Dragos acquires Phosphorus to widen OT security reach
Mon, 1st Jun 2026 (Today)
Dragos has acquired connected-device security company Phosphorus, expanding its reach across operational technology and connected devices in critical infrastructure.
The deal brings Phosphorus's technology for device discovery, firmware management, credential control, and remediation into Dragos's cybersecurity platform. The combined offering is meant to address a gap in industrial environments, where security tools often cover industrial control systems but have limited visibility into internet-connected and other networked devices operating alongside them.
Operational networks in sectors including energy, manufacturing, water, transport, and data centres increasingly combine traditional industrial assets with a growing number of connected devices. Dragos describes that broader environment as xOT, reflecting the spread of operational technology beyond conventional plant systems.
The acquisition is part of a broader strategy to secure that full operational environment rather than focus only on core control systems. Dragos argues that defenders need visibility and controls across both established OT assets and the many devices now embedded throughout critical infrastructure.
"The connected devices you find everywhere in critical infrastructure are largely invisible to the cybersecurity programs that protect operational environments," said Robert M. Lee, chief executive officer and co-founder of Dragos.
"With Phosphorus, we close that gap and secure xOT, the full environment that matters," Lee said.
Phosphorus has focused on identifying and managing connected devices across both OT and enterprise networks. Its platform is designed to discover devices, assess their status and risks, and automate tasks such as password rotation, firmware updates, certificate management, and configuration hardening.
Its tools work with existing customer infrastructure without requiring major architectural changes, an approach likely to appeal to operators of industrial sites, where replacing or redesigning networks can be disruptive and costly.
Integration plan
Customers will initially receive broader asset visibility and integrated device intelligence. Automated remediation workflows and a unified platform experience are expected to follow as the integration progresses.
Existing Phosphorus customers will continue to be supported during that process. Sonu Shankar will remain in charge of the Phosphorus business as general manager within Dragos as part of a phased integration.
"We built Phosphorus to solve the connected-device problem - the unmanaged devices, the default credentials, the firmware no one was updating. Together with Dragos, we can solve it with a depth and scale that wasn't possible before. That's what the next generation of OT cybersecurity looks like," said Sonu Shankar, president and chief operating officer of Phosphorus.
The transaction also extends Dragos's recent expansion beyond its original focus. In 2024, the company acquired Network Perception, adding OT network visibility, segmentation validation, and compliance functions to its platform.
Dragos described the two acquisitions as complementary: Network Perception focuses on mapping and securing network architecture, while Phosphorus adds controls for the devices connected to that architecture.
Market scope
The addition of Phosphorus raises Dragos's estimated total addressable market to more than USD $50 billion. The figure reflects its view that industrial cybersecurity is no longer confined to traditional OT tools and now includes a much broader estate of connected operational assets.

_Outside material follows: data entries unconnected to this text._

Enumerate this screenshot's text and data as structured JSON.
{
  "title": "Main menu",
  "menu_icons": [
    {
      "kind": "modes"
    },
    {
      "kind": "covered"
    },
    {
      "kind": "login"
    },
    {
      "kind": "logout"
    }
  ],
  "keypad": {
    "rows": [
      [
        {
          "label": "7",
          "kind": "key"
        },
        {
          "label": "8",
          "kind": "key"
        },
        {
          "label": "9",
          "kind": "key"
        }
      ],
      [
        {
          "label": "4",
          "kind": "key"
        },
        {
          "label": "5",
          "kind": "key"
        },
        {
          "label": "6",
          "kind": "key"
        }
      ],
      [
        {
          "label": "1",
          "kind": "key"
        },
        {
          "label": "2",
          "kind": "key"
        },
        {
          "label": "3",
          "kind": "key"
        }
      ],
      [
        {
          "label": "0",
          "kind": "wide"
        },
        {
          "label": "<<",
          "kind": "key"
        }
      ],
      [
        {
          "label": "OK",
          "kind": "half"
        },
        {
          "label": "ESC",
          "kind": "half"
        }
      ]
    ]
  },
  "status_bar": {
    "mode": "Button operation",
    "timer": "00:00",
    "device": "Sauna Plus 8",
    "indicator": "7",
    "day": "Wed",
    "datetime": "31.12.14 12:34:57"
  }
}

The acquisition also highlights a wider shift in industrial cybersecurity, as operators contend not only with classic industrial control systems but also cameras, sensors, badge readers, HVAC equipment, medical and building systems, and other internet-connected devices that can create weak points if left unmanaged. In many environments, these assets sit on or near operational networks but fall outside established OT security programmes.
That overlap has become a more urgent issue for critical infrastructure operators as attackers seek routes into industrial environments through exposed or poorly maintained devices. For defenders, the challenge is often basic but difficult to execute consistently at scale: knowing what is connected, whether credentials remain unchanged, whether firmware is current, and whether security settings are enforced.
By combining Dragos's OT monitoring and threat intelligence with Phosphorus's device-focused remediation tools, the company aims to provide both visibility and response across a broader range of operational assets.